Tiga nominator utama yang lolos ke tahap penilaian akhir tengah bersaing ketat untuk membuktikan inovasi dan efektivitas pengelolaan lingkungan di wilayah masing-masing.
Ketiga finalis tersebut adalah Bank Sampah Ampang Saiyo, Bank Sampah Pasie Nan Tigo, dan Bank Sampah Asy Syifa.
Salah seorang juri Padang Rancak Award 2026, Syaifuddin Islami, mengungkapkan bahwa setiap finalis memiliki karakteristik, kelebihan, serta tantangan yang berbeda.
Perbedaan mencolok terlihat dari profil usia pendirian hingga metode pendanaan yang digunakan untuk menjalankan operasional harian.
"Ketiganya berdiri di waktu yang berbeda. Unit yang paling senior atau tertua di antara para finalis ini adalah Bank Sampah Asy Syifa yang berlokasi di Gunung Pangilun," terang Syaifuddin dikutip dari keterangan tertulis, Rabu 6 Mei 2026.
Selain faktor usia, model pembiayaan juga menjadi poin pengamatan juri. Diketahui, dua bank sampah beroperasi dengan dukungan penuh dari dana Corporate Social Responsibility (CSR), sementara satu unit lainnya murni bergerak secara mandiri tanpa sokongan dana perusahaan.
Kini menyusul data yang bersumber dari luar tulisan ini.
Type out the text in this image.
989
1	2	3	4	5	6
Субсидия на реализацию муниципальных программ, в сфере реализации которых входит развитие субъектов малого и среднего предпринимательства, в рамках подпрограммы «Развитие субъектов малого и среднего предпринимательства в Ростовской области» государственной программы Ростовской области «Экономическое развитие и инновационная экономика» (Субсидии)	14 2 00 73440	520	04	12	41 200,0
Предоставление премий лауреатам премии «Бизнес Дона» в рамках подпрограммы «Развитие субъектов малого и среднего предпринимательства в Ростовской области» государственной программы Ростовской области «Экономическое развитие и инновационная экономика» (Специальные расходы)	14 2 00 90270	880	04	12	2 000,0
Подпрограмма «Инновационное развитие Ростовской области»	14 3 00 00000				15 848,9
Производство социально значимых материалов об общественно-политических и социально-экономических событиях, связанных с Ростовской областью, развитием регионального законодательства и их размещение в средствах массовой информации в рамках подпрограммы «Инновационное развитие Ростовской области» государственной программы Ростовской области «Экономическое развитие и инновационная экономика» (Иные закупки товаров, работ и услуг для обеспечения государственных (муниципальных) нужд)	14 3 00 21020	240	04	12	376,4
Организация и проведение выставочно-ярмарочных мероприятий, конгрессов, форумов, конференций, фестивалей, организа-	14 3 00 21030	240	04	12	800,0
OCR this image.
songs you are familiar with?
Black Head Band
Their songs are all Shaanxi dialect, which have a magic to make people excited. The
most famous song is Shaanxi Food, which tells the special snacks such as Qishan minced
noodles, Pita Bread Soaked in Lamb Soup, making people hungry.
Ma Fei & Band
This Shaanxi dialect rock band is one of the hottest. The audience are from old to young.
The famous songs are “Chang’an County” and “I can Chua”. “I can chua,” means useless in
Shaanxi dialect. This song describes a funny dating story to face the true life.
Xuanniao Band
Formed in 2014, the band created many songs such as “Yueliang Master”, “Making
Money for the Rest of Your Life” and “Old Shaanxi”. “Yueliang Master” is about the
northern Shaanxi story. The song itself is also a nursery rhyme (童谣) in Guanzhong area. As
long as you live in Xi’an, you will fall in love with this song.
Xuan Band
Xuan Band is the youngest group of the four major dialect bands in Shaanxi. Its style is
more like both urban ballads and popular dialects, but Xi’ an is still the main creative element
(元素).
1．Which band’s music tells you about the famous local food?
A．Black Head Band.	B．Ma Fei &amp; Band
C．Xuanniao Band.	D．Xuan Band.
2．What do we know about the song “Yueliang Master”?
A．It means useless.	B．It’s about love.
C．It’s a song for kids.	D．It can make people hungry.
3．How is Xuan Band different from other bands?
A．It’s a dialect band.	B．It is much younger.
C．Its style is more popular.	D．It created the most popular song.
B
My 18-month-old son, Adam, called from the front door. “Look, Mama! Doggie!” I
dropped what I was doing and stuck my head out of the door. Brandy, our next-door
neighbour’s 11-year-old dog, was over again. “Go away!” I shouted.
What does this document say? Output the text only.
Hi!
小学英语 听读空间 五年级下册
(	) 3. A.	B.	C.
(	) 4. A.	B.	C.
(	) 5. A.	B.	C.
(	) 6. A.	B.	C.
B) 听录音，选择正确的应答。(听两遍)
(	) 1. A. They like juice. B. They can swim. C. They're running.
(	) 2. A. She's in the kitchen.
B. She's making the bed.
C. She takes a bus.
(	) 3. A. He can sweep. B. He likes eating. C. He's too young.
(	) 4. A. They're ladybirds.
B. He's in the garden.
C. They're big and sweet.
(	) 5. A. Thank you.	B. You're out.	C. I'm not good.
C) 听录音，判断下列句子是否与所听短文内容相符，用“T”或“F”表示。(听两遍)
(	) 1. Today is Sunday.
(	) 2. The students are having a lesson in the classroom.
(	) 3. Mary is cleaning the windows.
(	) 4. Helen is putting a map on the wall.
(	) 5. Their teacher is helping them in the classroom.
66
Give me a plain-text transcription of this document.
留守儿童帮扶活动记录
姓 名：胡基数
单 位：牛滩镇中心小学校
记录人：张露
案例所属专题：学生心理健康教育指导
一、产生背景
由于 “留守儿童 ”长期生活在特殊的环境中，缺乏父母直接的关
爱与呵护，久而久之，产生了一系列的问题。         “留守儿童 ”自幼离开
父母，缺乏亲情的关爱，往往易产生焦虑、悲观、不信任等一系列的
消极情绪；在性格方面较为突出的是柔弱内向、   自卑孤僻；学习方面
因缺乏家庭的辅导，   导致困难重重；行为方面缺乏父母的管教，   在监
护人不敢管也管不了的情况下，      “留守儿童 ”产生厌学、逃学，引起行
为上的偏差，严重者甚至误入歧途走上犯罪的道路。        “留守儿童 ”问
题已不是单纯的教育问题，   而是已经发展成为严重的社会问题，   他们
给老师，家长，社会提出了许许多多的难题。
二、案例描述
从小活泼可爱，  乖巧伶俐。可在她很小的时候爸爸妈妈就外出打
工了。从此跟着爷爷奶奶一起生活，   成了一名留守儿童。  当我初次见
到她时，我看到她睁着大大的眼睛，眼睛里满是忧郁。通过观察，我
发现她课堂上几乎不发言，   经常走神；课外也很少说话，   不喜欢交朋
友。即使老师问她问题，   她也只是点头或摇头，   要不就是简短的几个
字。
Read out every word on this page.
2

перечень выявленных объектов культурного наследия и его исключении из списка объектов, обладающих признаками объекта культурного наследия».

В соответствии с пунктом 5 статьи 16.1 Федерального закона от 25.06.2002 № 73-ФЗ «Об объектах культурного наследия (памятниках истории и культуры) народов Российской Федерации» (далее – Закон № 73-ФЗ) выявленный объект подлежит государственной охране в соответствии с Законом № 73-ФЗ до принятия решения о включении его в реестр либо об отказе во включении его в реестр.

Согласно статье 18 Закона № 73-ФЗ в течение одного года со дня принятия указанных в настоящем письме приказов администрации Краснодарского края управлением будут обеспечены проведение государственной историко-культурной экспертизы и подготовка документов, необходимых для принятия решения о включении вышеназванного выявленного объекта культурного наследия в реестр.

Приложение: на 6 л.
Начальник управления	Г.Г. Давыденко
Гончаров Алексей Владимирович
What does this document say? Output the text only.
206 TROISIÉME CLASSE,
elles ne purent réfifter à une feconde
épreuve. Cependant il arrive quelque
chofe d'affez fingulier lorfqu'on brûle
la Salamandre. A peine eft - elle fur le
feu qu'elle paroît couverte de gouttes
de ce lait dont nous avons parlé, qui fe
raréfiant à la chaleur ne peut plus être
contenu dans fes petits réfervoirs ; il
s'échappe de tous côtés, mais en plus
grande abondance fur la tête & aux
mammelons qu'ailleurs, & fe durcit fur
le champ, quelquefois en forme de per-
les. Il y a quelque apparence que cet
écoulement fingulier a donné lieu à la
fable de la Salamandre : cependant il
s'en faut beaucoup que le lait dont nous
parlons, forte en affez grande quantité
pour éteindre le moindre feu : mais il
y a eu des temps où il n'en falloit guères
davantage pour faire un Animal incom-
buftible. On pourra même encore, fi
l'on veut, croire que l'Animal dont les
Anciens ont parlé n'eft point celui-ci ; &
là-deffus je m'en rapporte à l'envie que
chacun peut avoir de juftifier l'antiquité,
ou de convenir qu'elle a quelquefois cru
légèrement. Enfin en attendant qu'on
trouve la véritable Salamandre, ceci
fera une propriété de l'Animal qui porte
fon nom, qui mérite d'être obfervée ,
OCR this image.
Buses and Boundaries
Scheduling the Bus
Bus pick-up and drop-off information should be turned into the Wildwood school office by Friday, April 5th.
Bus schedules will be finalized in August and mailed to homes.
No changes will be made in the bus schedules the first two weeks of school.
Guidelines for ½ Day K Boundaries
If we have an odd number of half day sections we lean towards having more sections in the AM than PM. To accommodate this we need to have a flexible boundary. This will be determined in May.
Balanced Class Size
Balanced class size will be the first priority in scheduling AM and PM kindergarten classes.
Bank Sampah Asy Syifa di Gunung Pangilun merupakan unit yang memilih jalur mandiri. Keberhasilan unit ini sangat bergantung pada tingkat partisipasi aktif masyarakat sekitar dalam mengelola sampah rumah tangga menjadi barang bernilai ekonomi.
"Bank Sampah Asy Syifa memiliki keunggulan pada sistem penabungan sampah, pengelolaan organik melalui komposter, serta kreativitas daur ulang dari gelas plastik," jelas Syaifuddin.
Unit di Gunung Pangilun ini juga dinilai sukses menyebarkan pengaruhnya secara merata di tingkat kelurahan. Inovasi sedekah sampah dan pengolahan limbah di level dasawisma tumbuh subur berkat kepemimpinan Ketua RW setempat yang sangat proaktif.
Sementara itu, Bank Sampah Pasie Nan Tigo dan Bank Sampah Ampang Saiyo tercatat menerima kucuran bantuan dari CSR PLN.
Pasie Nan Tigo fokus pada sampah daur ulang yang diubah menjadi kerajinan tangan, dengan dukungan fasilitas dan modal yang cukup besar dari pihak swasta.
Di sisi lain, Bank Sampah Ampang Saiyo merupakan unit termuda yang seluruh fasilitas bangunan hingga armada bentornya didukung oleh bantuan CSR.